With this background, we can attempt a formal definition of big data:

Big Data is a data set(s), with characteristics (e.g., volume, velocity, variety, variability, veracity) that for a particular problem domain at a given point in time cannot be efficiently processed using current / existing / established / traditional technologies and techniques in order to extract value.

Big data is a relative and not an absolute term. Big data essentially focusses on the self-referencing viewpoint that data is big because it requires scalable systems to handle, and architectures with better scaling have come about because of the need to handle big data.

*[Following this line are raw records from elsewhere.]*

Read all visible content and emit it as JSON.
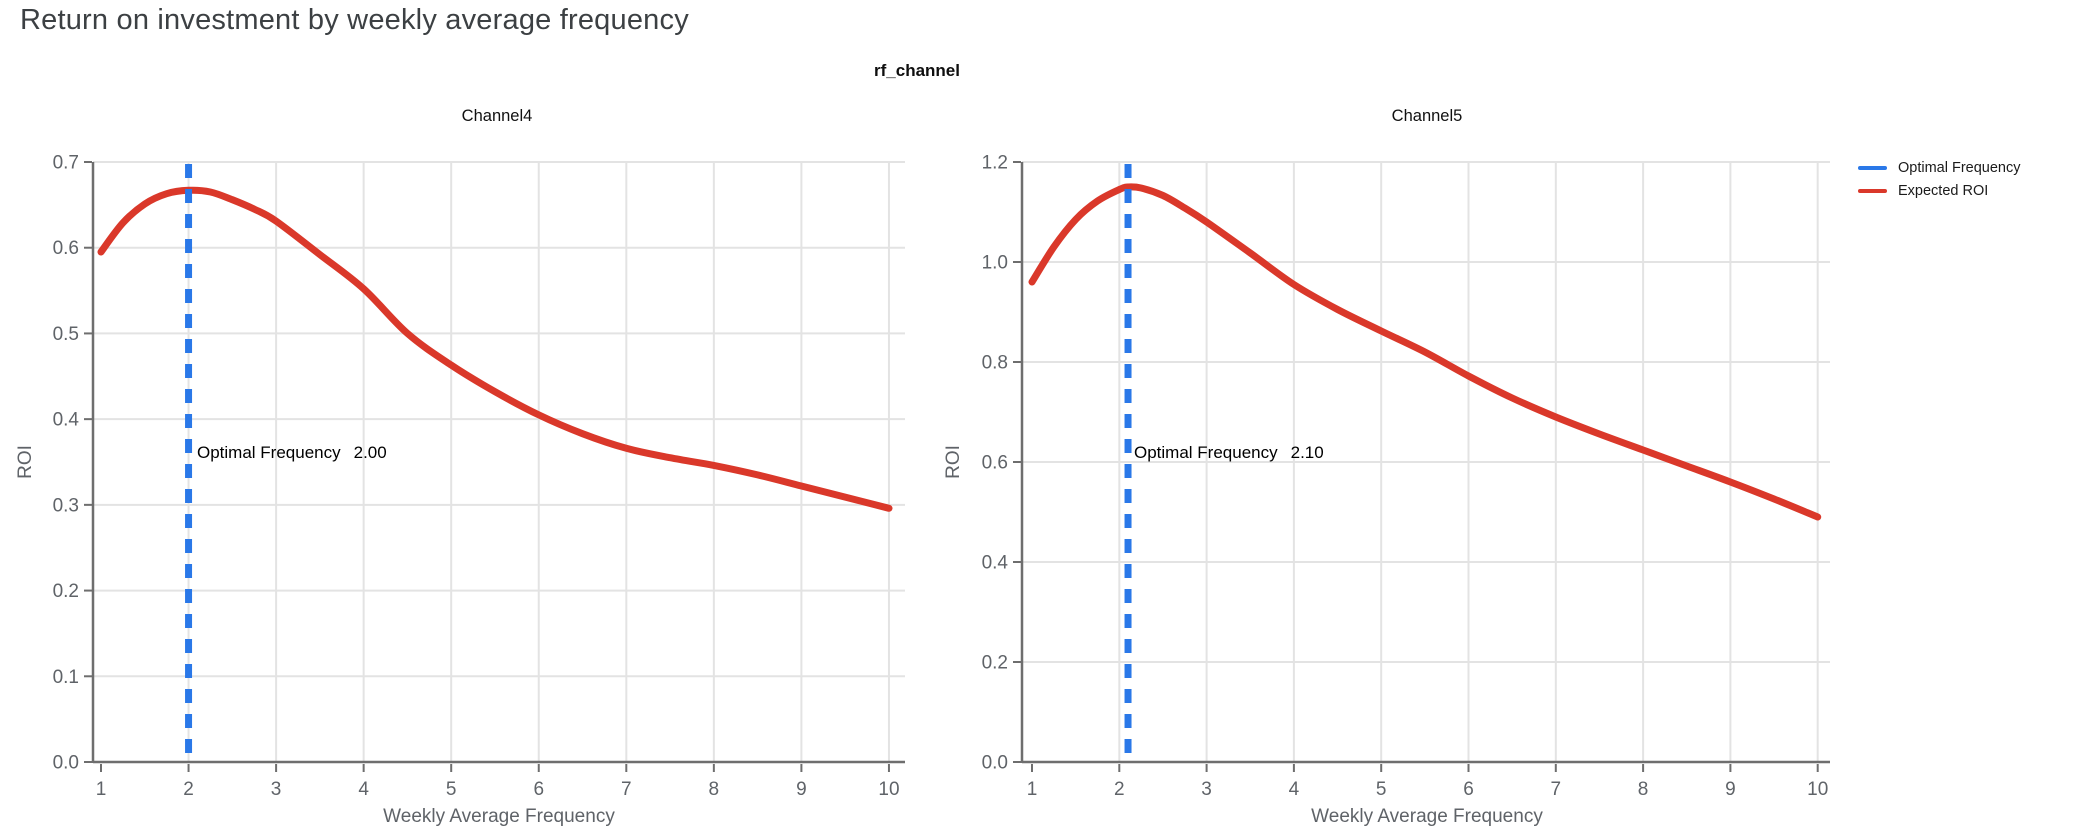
{
  "header": {
    "title": "Return on investment by weekly average frequency"
  },
  "figure": {
    "group_title": "rf_channel"
  },
  "legend": {
    "position": "top-right",
    "items": [
      {
        "label": "Optimal Frequency",
        "color": "#2a78e8"
      },
      {
        "label": "Expected ROI",
        "color": "#da382a"
      }
    ]
  },
  "palette": {
    "optimal_frequency_blue": "#2a78e8",
    "expected_roi_red": "#da382a",
    "gridline": "#e3e3e3",
    "axis_line": "#6e6e6e",
    "tick_text": "#5f6368",
    "title_text": "#3c4043"
  },
  "chart_data": [
    {
      "type": "line",
      "subplot": "Channel4",
      "xlabel": "Weekly Average Frequency",
      "ylabel": "ROI",
      "xlim": [
        0.91,
        10.19
      ],
      "ylim": [
        0.0,
        0.7
      ],
      "x_ticks": [
        1,
        2,
        3,
        4,
        5,
        6,
        7,
        8,
        9,
        10
      ],
      "y_ticks": [
        0.0,
        0.1,
        0.2,
        0.3,
        0.4,
        0.5,
        0.6,
        0.7
      ],
      "grid": true,
      "optimal_frequency": 2.0,
      "annotation_label": "Optimal Frequency",
      "annotation_value": "2.00",
      "series": [
        {
          "name": "Expected ROI",
          "style": "solid",
          "color": "#da382a",
          "x": [
            1,
            1.25,
            1.5,
            1.75,
            2,
            2.25,
            2.5,
            2.75,
            3,
            3.5,
            4,
            4.5,
            5,
            5.5,
            6,
            6.5,
            7,
            7.5,
            8,
            8.5,
            9,
            9.5,
            10
          ],
          "y": [
            0.595,
            0.629,
            0.651,
            0.663,
            0.667,
            0.665,
            0.656,
            0.645,
            0.631,
            0.592,
            0.552,
            0.5,
            0.463,
            0.432,
            0.405,
            0.383,
            0.366,
            0.355,
            0.346,
            0.335,
            0.322,
            0.309,
            0.296
          ]
        },
        {
          "name": "Optimal Frequency",
          "style": "dashed-vertical",
          "color": "#2a78e8",
          "x": 2.0
        }
      ]
    },
    {
      "type": "line",
      "subplot": "Channel5",
      "xlabel": "Weekly Average Frequency",
      "ylabel": "ROI",
      "xlim": [
        0.91,
        10.19
      ],
      "ylim": [
        0.0,
        1.2
      ],
      "x_ticks": [
        1,
        2,
        3,
        4,
        5,
        6,
        7,
        8,
        9,
        10
      ],
      "y_ticks": [
        0.0,
        0.2,
        0.4,
        0.6,
        0.8,
        1.0,
        1.2
      ],
      "grid": true,
      "optimal_frequency": 2.1,
      "annotation_label": "Optimal Frequency",
      "annotation_value": "2.10",
      "series": [
        {
          "name": "Expected ROI",
          "style": "solid",
          "color": "#da382a",
          "x": [
            1,
            1.25,
            1.5,
            1.75,
            2,
            2.1,
            2.25,
            2.5,
            2.75,
            3,
            3.5,
            4,
            4.5,
            5,
            5.5,
            6,
            6.5,
            7,
            7.5,
            8,
            8.5,
            9,
            9.5,
            10
          ],
          "y": [
            0.96,
            1.03,
            1.085,
            1.122,
            1.145,
            1.15,
            1.148,
            1.133,
            1.108,
            1.08,
            1.018,
            0.955,
            0.905,
            0.862,
            0.82,
            0.772,
            0.728,
            0.69,
            0.656,
            0.624,
            0.592,
            0.56,
            0.526,
            0.49
          ]
        },
        {
          "name": "Optimal Frequency",
          "style": "dashed-vertical",
          "color": "#2a78e8",
          "x": 2.1
        }
      ]
    }
  ]
}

The era of a trillion sensors is upon us. Traditional systems cannot extract value from the data they produce. This has stimulated Peaxy to invent new ways for scalable storage across a collection of horizontally coupled resources, and a distributed approach to querying and analytics. Often, the new data models for big data are lumped together as NoSQL, but we can classify them at a finer scale as big table, name–value, document, and graphical models, with the common implementation paradigm of intransigent distributed computing.

A key attribute of advanced analytics is the ability to correlate and fuse the data from many domains and types. In a traditional system, data munging and pre-analytics are used to extract features that allow integrating with other data through a relational model. In big data analytics, the wide range of data formats, structures, timescales, and semantics we want to integrate into an analysis presents a complexity challenge. The volume of the data can be so large that it cannot be moved to be integrated, at least in raw form. Solving this problem requires a dynamic, self-aware, adaptive storage system that is integrated with the analytics system and can optimize the locus of the various operations depending on the available IO gap and the network bandwidth at every instant.

In big data, we often need to process the data in real-time or at least near-real-time. Sensors are networked and can even be meshed, where the mesh can perform some recoding functions. The data rate can vary over orders of magnitude in very short time intervals. While in communications technologies, streaming technology has been perfected over many decades, in big data, the data flow and its variability are still largely unexplored territory. The data rate is not the only big data characteristic presenting variability challenges. Variability refers also to changes in format or structure, semantics, and quality.

In view of the recent world events—from Edward Snowden's leaks to Donald Trump's solicitation on Bill Gates to close the Internet—the privacy and security issues for big data are stringent but also in great flux due to the elimination of the Safe Harbor framework. According to a 2015 McKinsey study, cybersecurity is the greatest risk for Industry 4.0, with 50 billion € annual reported damage to the German manufacturing industry caused by cyberattacks.

With all these requirements, it is not surprising that there is only a handful of storage products that are both POSIX and HDFS compliant, are highly available, cybersecure, fully distributed and scalable, etc.